Maalesef başroldeki Himesh Patel’i. Danny Boyle’un Yesterdayi tanındıktan sonra Tenet, Don’t Look Up gibi yüksek bütçeli filmlerde rol alan oyuncu, kanımca elinden geleni yapmasına rağmen bu rolde oldukça yetersiz. Yeterince komik değil, yeterince perişan değil. En önemlisi de “charming” değil. Diğer karakterlerle arasındaki ton farkı, kendi suçu da olmayan bir uyumsuzluk yaratıyor. Hazır cevap ve son sürat diyaloglar Iannucci komedilerinin belirleyici unsuru olsa da burada yer yer sıkıcılaşabiliyor. Arada molalar lazım. Bu stil biraz eskidi artık. Ayrıca mesela Bill Hader’ın Barry’sini düşünüyorum. Onun sahip olduğu karanlık alt metni kullanması fena olmazdı.

Modunu nasıl etkiledi?

İyi bir komediye her zaman ihtiyacı var insanın. Biraz fazla talepkâr yaklaştığımı kabul ediyorum. Peki bunlar karşılandı mı? Hayır.

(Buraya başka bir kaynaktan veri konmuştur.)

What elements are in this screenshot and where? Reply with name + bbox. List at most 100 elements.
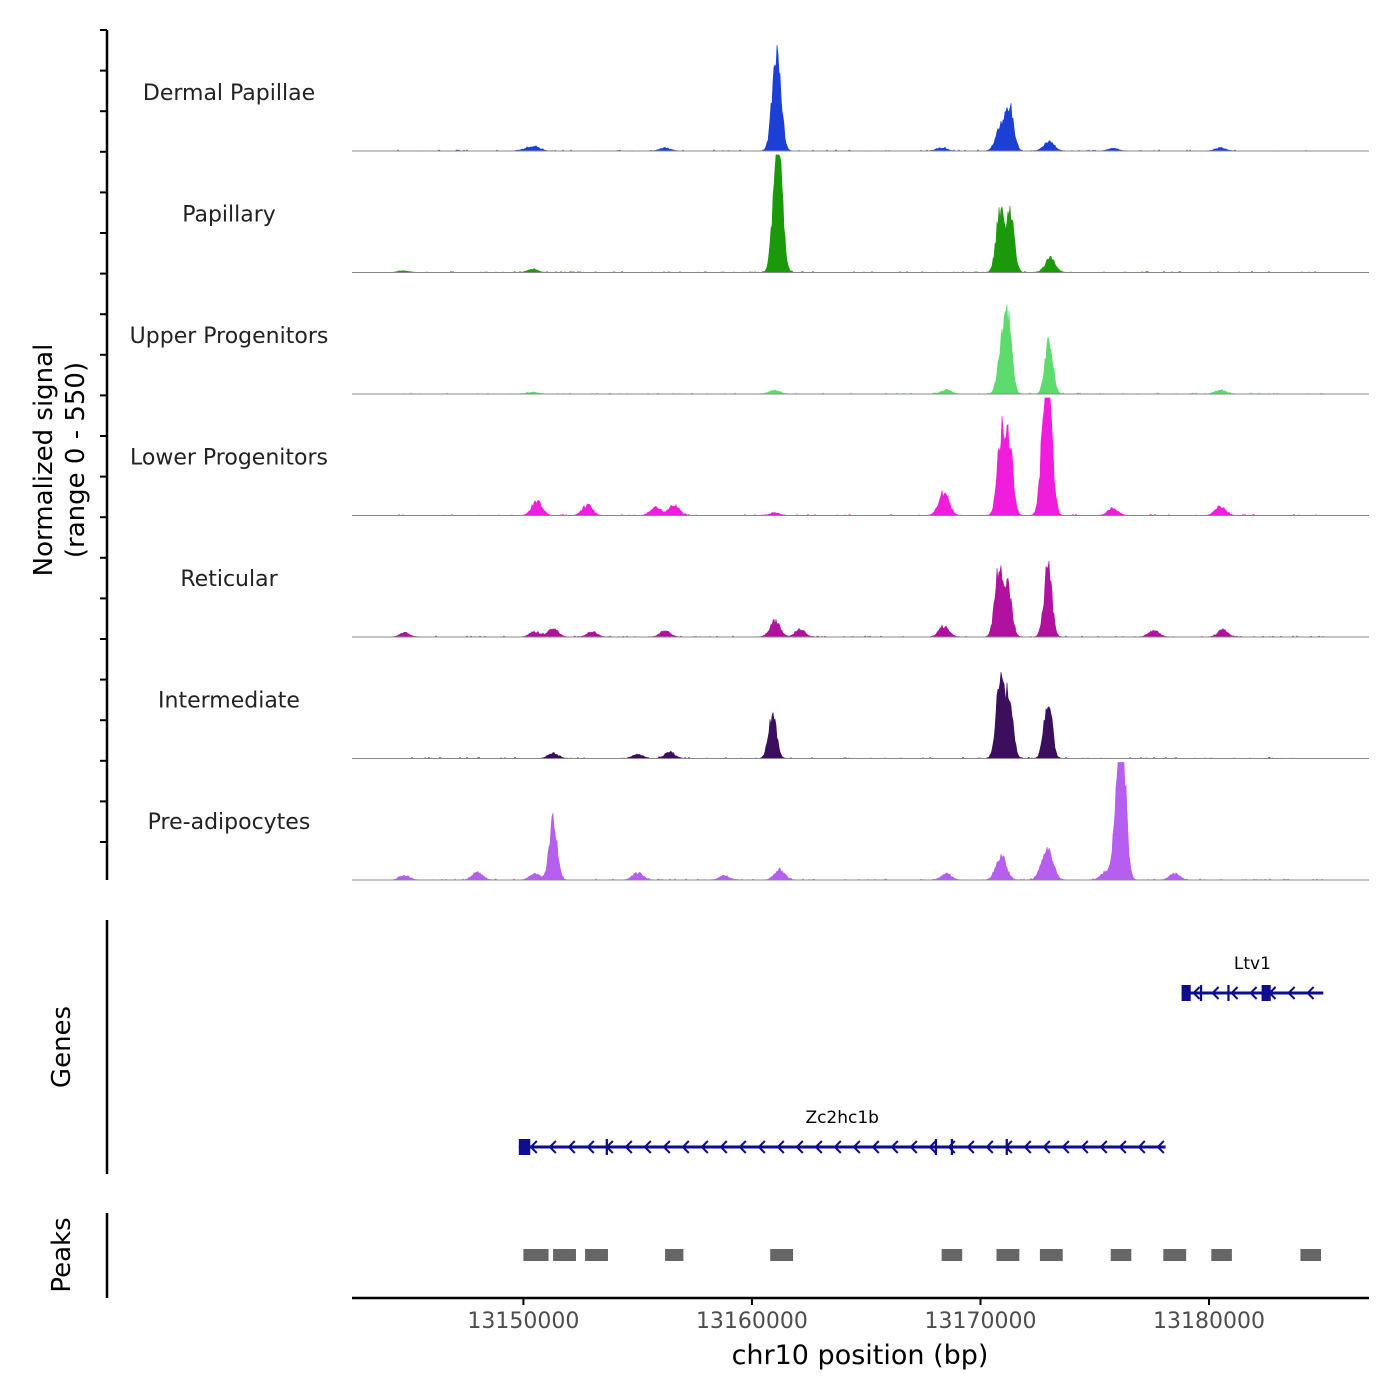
peaks-panel-label: Peaks — [47, 1217, 77, 1292]
coverage-tracks: Dermal Papillae Papillary Upper Progenitor… — [130, 45, 1369, 881]
strand-arrow — [871, 1140, 880, 1154]
peak-region — [1211, 1249, 1232, 1261]
peak-region — [1110, 1249, 1132, 1261]
x-tick-label: 13180000 — [1153, 1309, 1265, 1334]
strand-arrow — [890, 1140, 899, 1154]
strand-arrow — [1249, 986, 1258, 1000]
strand-arrow — [1080, 1140, 1089, 1154]
exon — [1005, 1139, 1008, 1155]
track-label: Reticular — [180, 567, 278, 592]
signal-y-ticks — [100, 29, 107, 843]
peak-region — [941, 1249, 963, 1261]
strand-arrow — [1192, 986, 1201, 1000]
exon — [950, 1139, 954, 1155]
strand-arrow — [1118, 1140, 1127, 1154]
strand-arrow — [985, 1140, 994, 1154]
track-label: Papillary — [182, 203, 276, 228]
coverage-area — [352, 154, 1369, 273]
strand-arrow — [1099, 1140, 1108, 1154]
strand-arrow — [795, 1140, 804, 1154]
strand-arrow — [1042, 1140, 1051, 1154]
gene-ltv1: Ltv1 — [1181, 954, 1324, 1001]
x-tick-label: 13150000 — [467, 1309, 579, 1334]
strand-arrow — [567, 1140, 576, 1154]
strand-arrow — [1230, 986, 1239, 1000]
peak-region — [665, 1249, 684, 1261]
exon — [605, 1139, 608, 1155]
strand-arrow — [776, 1140, 785, 1154]
track-dermal-papillae: Dermal Papillae — [143, 45, 1369, 152]
strand-arrow — [681, 1140, 690, 1154]
exon — [1199, 985, 1203, 1001]
strand-arrow — [1287, 986, 1296, 1000]
exon — [1261, 985, 1271, 1001]
track-label: Lower Progenitors — [130, 446, 328, 471]
strand-arrow — [624, 1140, 633, 1154]
peak-region — [1039, 1249, 1063, 1261]
strand-arrow — [738, 1140, 747, 1154]
peaks-panel: Peaks — [47, 1213, 1322, 1298]
strand-arrow — [909, 1140, 918, 1154]
coverage-area — [352, 304, 1369, 395]
exon — [518, 1139, 531, 1155]
strand-arrow — [1023, 1140, 1032, 1154]
strand-arrow — [529, 1140, 538, 1154]
track-reticular: Reticular — [180, 560, 1369, 638]
track-label: Pre-adipocytes — [148, 810, 311, 835]
exon — [1181, 985, 1191, 1001]
peak-region — [996, 1249, 1020, 1261]
x-axis-label: chr10 position (bp) — [732, 1340, 989, 1371]
exon — [1227, 985, 1230, 1001]
strand-arrow — [852, 1140, 861, 1154]
genes-panel-label: Genes — [47, 1006, 77, 1088]
strand-arrow — [1137, 1140, 1146, 1154]
track-label: Intermediate — [158, 689, 300, 714]
signal-ylabel-line1: Normalized signal — [29, 344, 59, 577]
peak-region — [1163, 1249, 1187, 1261]
x-tick-label: 13160000 — [696, 1309, 808, 1334]
gene-zc2hc1b: Zc2hc1b — [518, 1108, 1166, 1155]
track-lower-progenitors: Lower Progenitors — [130, 397, 1369, 516]
coverage-area — [352, 671, 1369, 759]
strand-arrow — [928, 1140, 937, 1154]
track-papillary: Papillary — [182, 154, 1369, 273]
x-axis: 13150000 13160000 13170000 13180000 chr10 p… — [352, 1296, 1369, 1371]
x-ticks: 13150000 13160000 13170000 13180000 — [467, 1298, 1265, 1334]
strand-arrow — [643, 1140, 652, 1154]
peak-regions — [523, 1249, 1322, 1261]
track-label: Upper Progenitors — [130, 324, 329, 349]
coverage-area — [352, 560, 1369, 638]
peak-region — [585, 1249, 608, 1261]
track-intermediate: Intermediate — [158, 671, 1369, 759]
gene-models: Ltv1 Zc2hc1b — [518, 954, 1324, 1155]
gene-label: Zc2hc1b — [805, 1108, 879, 1128]
exon — [934, 1139, 938, 1155]
peak-region — [770, 1249, 794, 1261]
strand-arrow — [966, 1140, 975, 1154]
strand-arrow — [662, 1140, 671, 1154]
strand-arrow — [1306, 986, 1315, 1000]
strand-arrow — [1061, 1140, 1070, 1154]
coverage-area — [352, 762, 1369, 881]
peak-region — [523, 1249, 549, 1261]
strand-arrow — [586, 1140, 595, 1154]
track-label: Dermal Papillae — [143, 81, 315, 106]
strand-arrow — [757, 1140, 766, 1154]
signal-panel: Normalized signal (range 0 - 550) Dermal… — [29, 29, 1369, 881]
coverage-area — [352, 397, 1369, 516]
signal-ylabel-line2: (range 0 - 550) — [61, 362, 91, 558]
coverage-area — [352, 45, 1369, 152]
gene-label: Ltv1 — [1234, 954, 1271, 974]
strand-arrow — [548, 1140, 557, 1154]
track-upper-progenitors: Upper Progenitors — [130, 304, 1369, 395]
peak-region — [553, 1249, 576, 1261]
track-pre-adipocytes: Pre-adipocytes — [148, 762, 1369, 881]
strand-arrow — [833, 1140, 842, 1154]
strand-arrow — [1211, 986, 1220, 1000]
strand-arrow — [814, 1140, 823, 1154]
strand-arrow — [1156, 1140, 1165, 1154]
peak-region — [1300, 1249, 1322, 1261]
x-tick-label: 13170000 — [924, 1309, 1036, 1334]
strand-arrow — [719, 1140, 728, 1154]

Karakterlere dair neler söyleyebilirsin? 

Başrolümüzden yukarıda bahsettim. Lolly Adefope’nin can verdiği Dag karakteri de derinliksiz, zorlama hissediliyor. Filmin oyuncularının iniş çıkışlı özgüven bunalımları, dizinin de en sahici yönü belki de. Gene de bu kadar cafcaflı bir ortamda Scorsese’nin dediği gibi bir “Oyun Parkı”nın ortasında çalışmaya çalışan oyuncular ve ekibin depresyonu, nihilist diyalogların gölgesinde heba oluyor. 

Soru işaretleri / varsa açtığı tartışmalar… 

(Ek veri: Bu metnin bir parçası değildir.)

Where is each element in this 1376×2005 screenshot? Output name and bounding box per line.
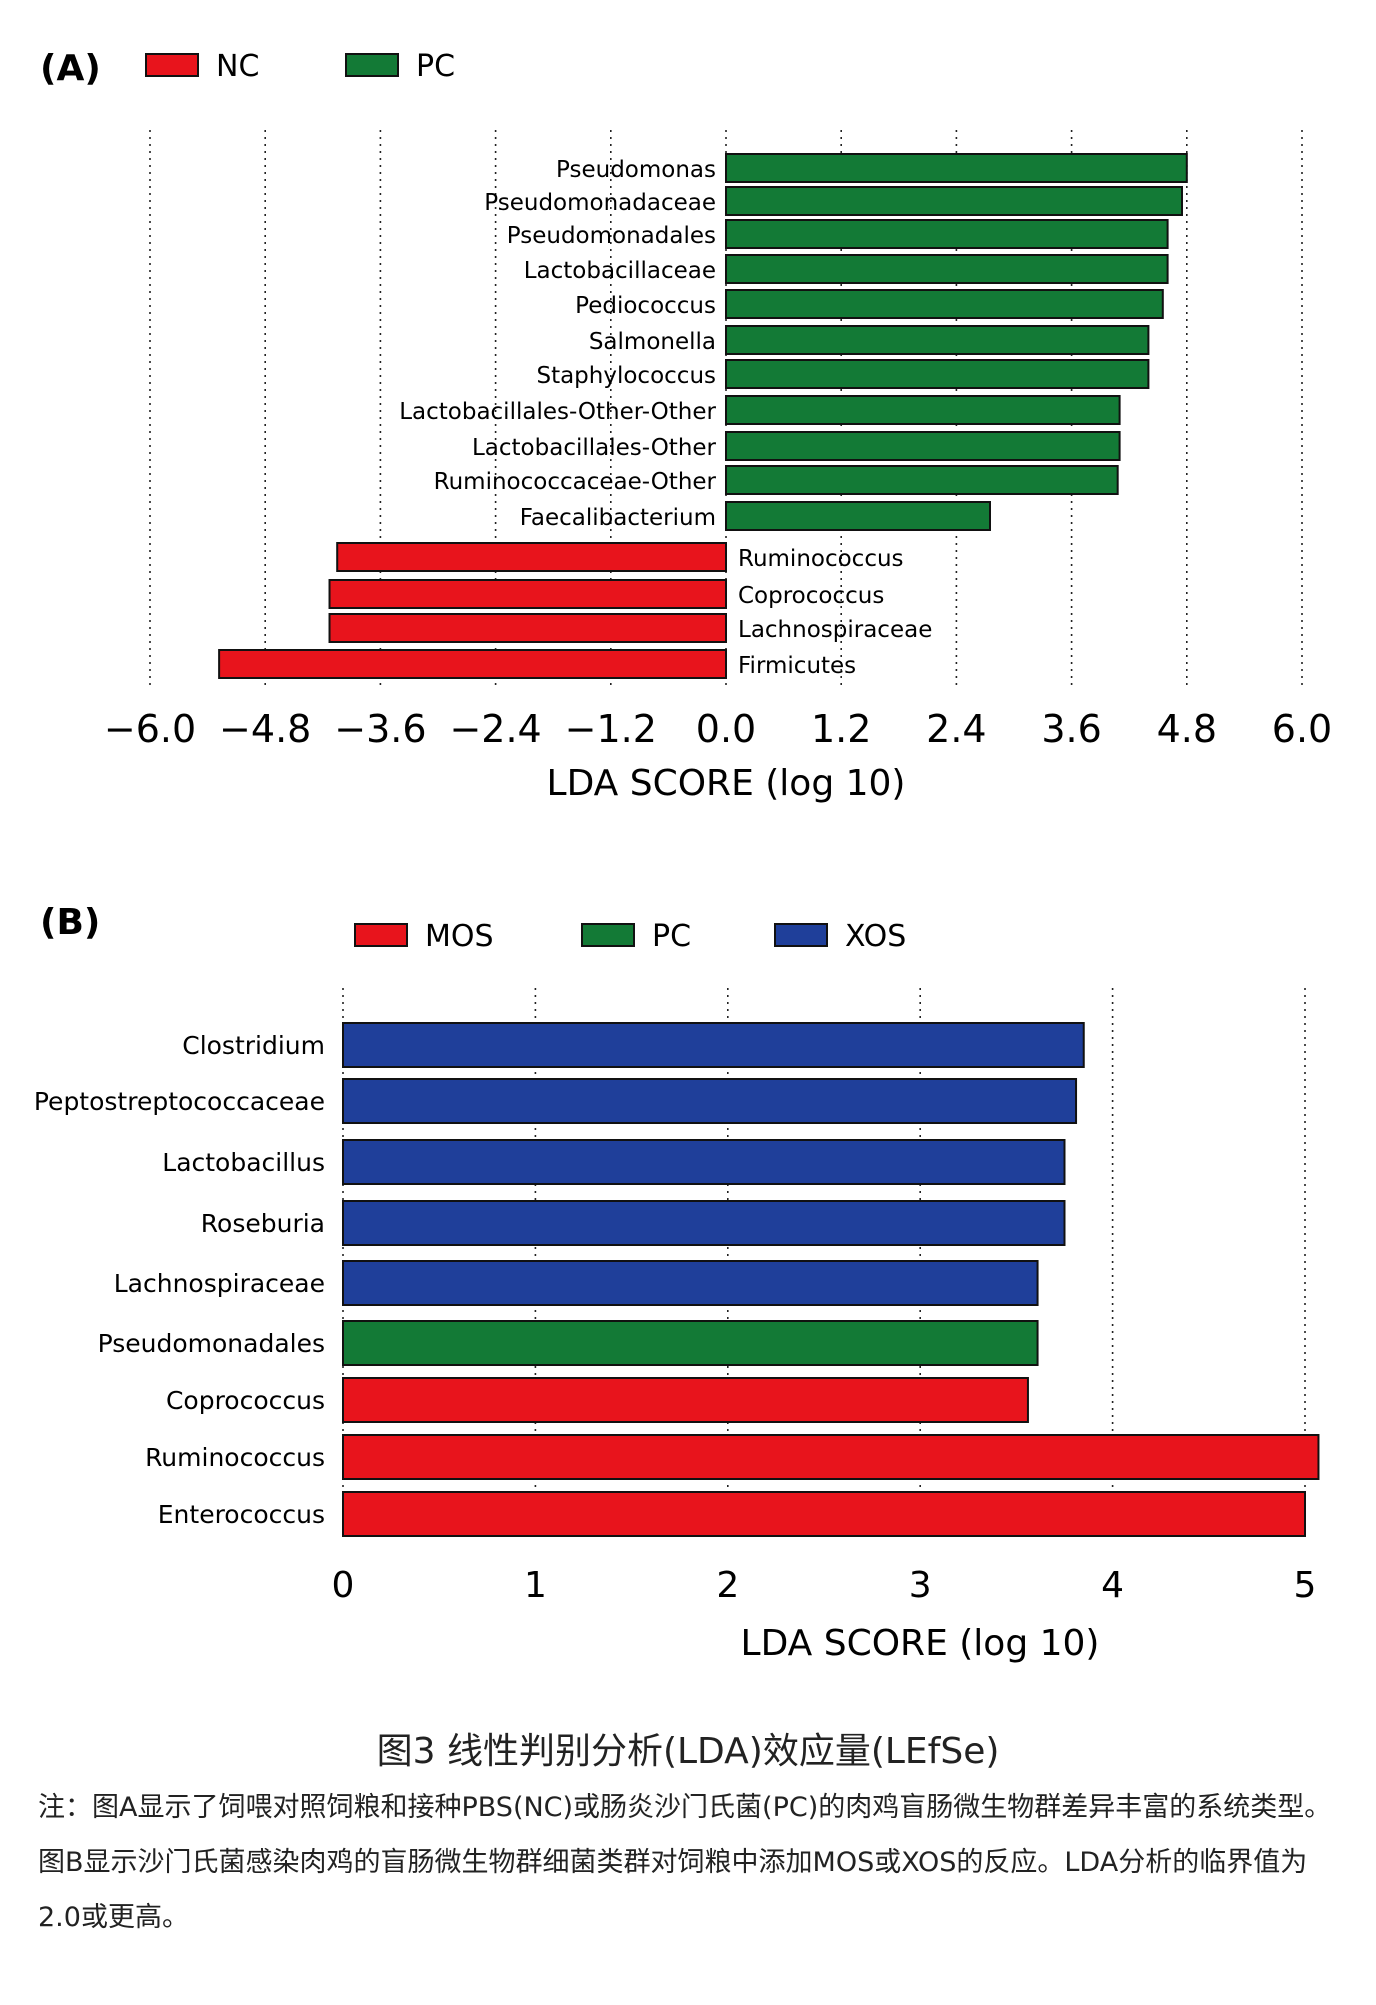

Bundan 20 sene öncesini; bu tarz kamera arkasında dönenleri anlatan yapımları, Ricky Gervais’in Extrasını, Tina Fey’in 30 Rock’ını ve hatta daha da öncesinden Garry Shandling’in The Larry Sanders Show’unu düşünüyorum ister istemez. Dizi, süper kahraman filmlerinin yapım sürecini alaya alırken bir şekilde aynen eleştirdiği Marvel/DC filmleri gibi bu tarz komedilerde de bayağı sıkıntılı bir dönemde olduğumuzu da hissettiriyor. Son yıllarda, naçizane fikrim, This Country ve Our Flag Means Death dışında (Nathan Fielder’ın işleri bambaşka bir boyut olduğu için bir kenara bırakıyorum) “senaryolu” komedi konusunda büyük kuraklık hissediliyor. The Franchise da çok keyifli olabilecek bir omurgaya sahip ama bir şekilde yolda kalıyor. Özellikle Hollywood’un politik doğruculuk ile sınavına eğilirken daha yaratıcı olmalarını beklerdim.